Netherlands vs. United Arab Emirates, World T20: Date, Time, TV Info and Preview

Alex TelferFeatured ColumnistMarch 15, 2014

Netherlands' Pieter Seelaar, center, celebrates with fellow team members after the dismissal of Ireland's Paul Stirling during a Cricket World Cup match between Ireland and Netherlands in Calcutta, India, Friday, March 18, 2011. (AP Photo/Bikas Das)
Bikas Das/Associated Press

The Netherlands and the United Arab Emirates probably haven't faced each other too many times before in sport, but on the associate member's cricket circuit, they are almost bitter rivals, having met 17 times.

And whoever triumphs in their T20 World Cup-qualifying group match will vastly increase their chances of progressing from a tricky pool containing "heavyweights" Ireland and Zimbabwe. Let's take a look at the prospects of both sides before this crunch clash.


Venue: Sylhet, Bangladesh

Date: Monday, Mar. 17, 2014

Start time: 19:30 p.m. local time, 13:30 p.m. GMT

Weather: It's a scorcher! Temperatures reaching 90 degrees Fahrenheit are predicted by

TV Info: Sky Sports Interactive (UK)



After emerging from the gruelling 2013 ICC World Twenty20 Qualifiers in fourth place, the Emirates provide a classic underdog angle to the tournament with a team of amateurs, including an airline steward in their ranks.

Only three of their squad are actually born in the UAE, with the rest hailing from India, Pakistan and Sri Lanka. But former Pakistani star Aaqib Javed has moulded them together into a useful team who seem to be in form.

With the bat, the evergreen Khurram Khan is the danger man. When the 42-year-old is not asking morons to sit their chairs upright on Emirates Airlines five minutes into a flight, he is making sure the UAE's cricket team reach their destination through his runs and captaincy.

Their main threat with the ball is Shadeep Silva who boasts an economy rate of 5.35 in the T20 format.
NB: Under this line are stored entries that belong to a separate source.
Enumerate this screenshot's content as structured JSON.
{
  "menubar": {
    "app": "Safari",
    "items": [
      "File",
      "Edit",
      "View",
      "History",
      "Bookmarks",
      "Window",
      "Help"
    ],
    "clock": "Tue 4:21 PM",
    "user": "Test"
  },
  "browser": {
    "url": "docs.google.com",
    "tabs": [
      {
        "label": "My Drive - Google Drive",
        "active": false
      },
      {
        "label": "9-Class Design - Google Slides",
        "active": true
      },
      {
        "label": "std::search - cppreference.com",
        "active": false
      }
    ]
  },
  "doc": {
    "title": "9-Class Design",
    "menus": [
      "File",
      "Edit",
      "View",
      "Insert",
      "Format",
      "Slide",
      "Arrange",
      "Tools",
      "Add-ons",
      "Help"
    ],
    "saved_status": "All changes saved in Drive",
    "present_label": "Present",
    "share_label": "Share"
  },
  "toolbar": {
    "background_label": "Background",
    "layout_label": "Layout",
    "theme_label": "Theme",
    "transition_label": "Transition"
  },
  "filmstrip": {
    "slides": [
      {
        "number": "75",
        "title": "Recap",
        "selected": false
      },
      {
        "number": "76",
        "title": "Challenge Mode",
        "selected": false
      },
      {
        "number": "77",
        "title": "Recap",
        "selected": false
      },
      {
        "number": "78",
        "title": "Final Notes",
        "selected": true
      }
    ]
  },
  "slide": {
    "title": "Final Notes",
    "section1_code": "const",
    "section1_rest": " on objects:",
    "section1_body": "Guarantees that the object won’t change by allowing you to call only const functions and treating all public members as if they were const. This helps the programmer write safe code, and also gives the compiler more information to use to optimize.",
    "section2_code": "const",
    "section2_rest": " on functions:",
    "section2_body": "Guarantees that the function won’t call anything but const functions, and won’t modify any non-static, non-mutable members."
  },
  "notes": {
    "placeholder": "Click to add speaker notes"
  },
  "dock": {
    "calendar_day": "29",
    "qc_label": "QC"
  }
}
The UAE will need the Sri Lankan-born spinner, who often opens the bowling, to keep control if they are to stay in games.

As England will testify, having been comically beaten by the men in orange in the opening game of the 2009 T20 World Cup, the Netherlands are a little further along cricket's evolutionary curve than their Middle Eastern opponents. 
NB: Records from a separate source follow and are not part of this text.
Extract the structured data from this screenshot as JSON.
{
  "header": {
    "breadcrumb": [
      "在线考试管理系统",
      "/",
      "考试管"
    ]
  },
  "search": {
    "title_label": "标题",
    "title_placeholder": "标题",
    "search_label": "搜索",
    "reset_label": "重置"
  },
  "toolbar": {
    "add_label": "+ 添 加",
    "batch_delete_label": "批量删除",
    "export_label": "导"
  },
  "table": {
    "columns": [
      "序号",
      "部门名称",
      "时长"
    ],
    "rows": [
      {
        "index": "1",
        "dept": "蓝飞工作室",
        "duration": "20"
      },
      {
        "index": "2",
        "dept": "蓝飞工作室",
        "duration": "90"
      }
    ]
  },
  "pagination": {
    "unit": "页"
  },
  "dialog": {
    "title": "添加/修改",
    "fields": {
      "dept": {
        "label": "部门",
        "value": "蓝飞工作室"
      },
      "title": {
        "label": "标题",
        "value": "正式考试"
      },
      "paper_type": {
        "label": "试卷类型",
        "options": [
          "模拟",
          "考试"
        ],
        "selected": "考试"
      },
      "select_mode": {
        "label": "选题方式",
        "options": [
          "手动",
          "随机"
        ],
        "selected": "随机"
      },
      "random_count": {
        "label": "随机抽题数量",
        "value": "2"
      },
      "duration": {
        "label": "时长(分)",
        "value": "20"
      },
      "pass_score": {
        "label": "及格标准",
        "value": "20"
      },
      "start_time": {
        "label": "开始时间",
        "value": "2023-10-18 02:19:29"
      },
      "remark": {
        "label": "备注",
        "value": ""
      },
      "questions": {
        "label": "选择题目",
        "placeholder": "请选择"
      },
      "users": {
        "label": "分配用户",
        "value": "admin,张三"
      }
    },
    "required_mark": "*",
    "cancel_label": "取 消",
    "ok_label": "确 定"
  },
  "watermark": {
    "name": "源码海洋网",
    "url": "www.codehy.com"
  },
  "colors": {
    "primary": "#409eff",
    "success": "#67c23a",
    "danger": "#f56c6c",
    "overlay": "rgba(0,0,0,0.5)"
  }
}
But a wretched run of late, that has seen them fail to qualify for the 2015 50-over World Cup and also lose twice to Hong Kong and once against Afghanistan in the warm-up games could leave their confidence fragile.

In the continued absence of the "retired" Ryan Ten Doeschate, the experience of Peter Borren and Wesley Barresi will be crucial alongside Michael Swart if they are to set some testing targets, but the whole line-up are notoriously inconsistent with the blade.

Their bowling unit is stronger, though, and Ahsan Malik, who was the leading wicket-taker at the ICC World Twenty20 Qualifier in November, with 21 wickets and an economy rate of only 5.67, could be key.

The teams met at the ICC World Twenty20 Qualifier with the UAE edging a low-scoring contest by 10 runs.


T20 Form (latest left-to-right)

Netherlands: LLWWLWLW





Peter Borren (captain), Wesley Barresi, Logan van Beek, Mudassar Bukhari, Ben Cooper, Tim Gruijters, Timm van der Gugten, Tom Heggelman, Vivian Kingma, Ahsan Malik, Stephan Myburgh, Michael Rippon, Pieter Seelaar, Michael Swart, Eric Szwarczynski


United Arab Emirates 

Khurram Khan (captain), Ahmed Raza, Amjad Ali, Amjad Javed, Asadullah Shareef, Faizan Asif, Kamran Shahzad, Manjula Guruge, Moaaz Qazi, Rohan Mustafa, Swapnil Patil, Rohit Singh, Shadeep Silva, Shaiman Anwar, Vikrant Shetty


Players to Watch

At the age of 42, Khurram Khan is no spring chicken, but his experience and calm head in the UAE's batting order could be crucial. Often opening, the Pakistani-born left-hander has delivered 415 runs at an average of 34.58 in T20 cricket (not just internationals). The UAE skipper also delivers some useful overs of slow left-arm orthodox.

For the Netherlands, Michael Swart is an intriguing figure. Born and raised in Australia, the 31-year-old played the majority of his cricket with Western Australia but struggled to make the grade. However, he has grabbed the opportunity to play internationally courtesy of his Dutch-born father and has performed well with both bat and ball in the orange colours.



The Netherlands seem to have the slightly higher pedigree in terms of their cricketing history, but given the stage and the fragile nature of a T20 contest, anything could happen. With the tournament being in Bangladesh and the UAE perhaps being slightly more used to the conditions and showing better form lately, I'm going to predict a win for Aaqib Javed's men.